On Thursday, London-traded Brent Oil Futures rose 0.3% to $94.08 a barrel, while West Texas Intermediate crude futures rose 0.3% to $88.15 a barrel, as of 22:12 ET (02:12 GMT). Both contracts jumped between 2% and 4% on Wednesday, and were trading at two-week highs.
Further benefiting prices, the dollar sank to an over one-month low on Thursday, as traders bet that an economic slowdown will force the Federal Reserve to slow its pace of interest rate hikes.
Strength in the dollar, which surged to 20-year highs this year on rising interest rates, has weighed heavily on crude markets by making dollar-denominated oil imports more expensive.
Oil prices rose sharply from annual lows this month after the Organization of Petroleum Exporting Countries and Allies (OPEC+) announced its largest supply cut since the COVID-19 pandemic in 2020.

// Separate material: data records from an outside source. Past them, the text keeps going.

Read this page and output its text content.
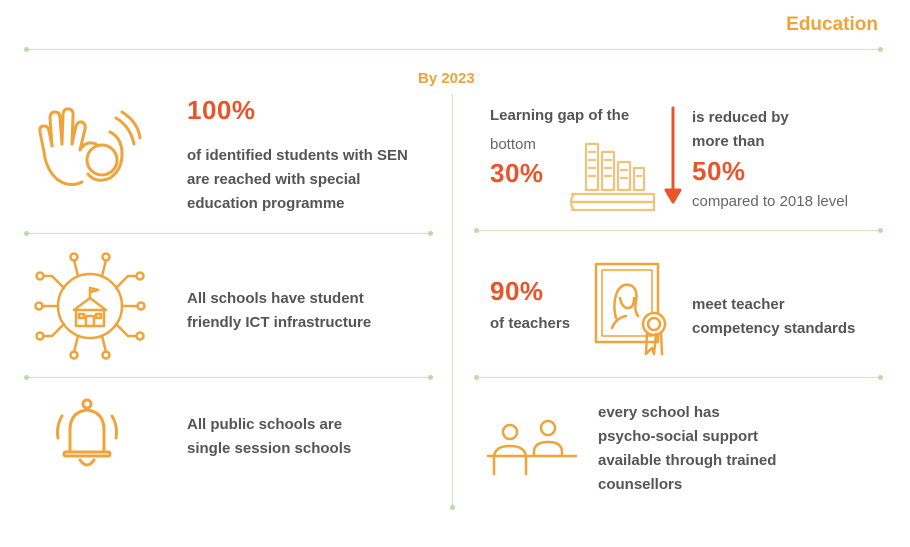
Education
By 2023
100%
of identified students with SEN
are reached with special
education programme
All schools have student
friendly ICT infrastructure
All public schools are
single session schools
Learning gap of the
bottom
30%
is reduced by
more than
50%
compared to 2018 level
90%
of teachers
meet teacher
competency standards
every school has
psycho-social support
available through trained
counsellors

This, coupled with sanctions on Russian oil, is expected to tighten supply towards the end of the year.
But the U.S. threatened to offset this tightening by releasing more oil from the SPR. The White House released about 3.4 million barrels of crude from the SPR last week, bringing the stockpile to its lowest level since 1984.
Oil demand in the world’s largest importer, China, is also expected to remain weak in the coming months, given that the country has no plans to scale back its strict zero-COVID policy.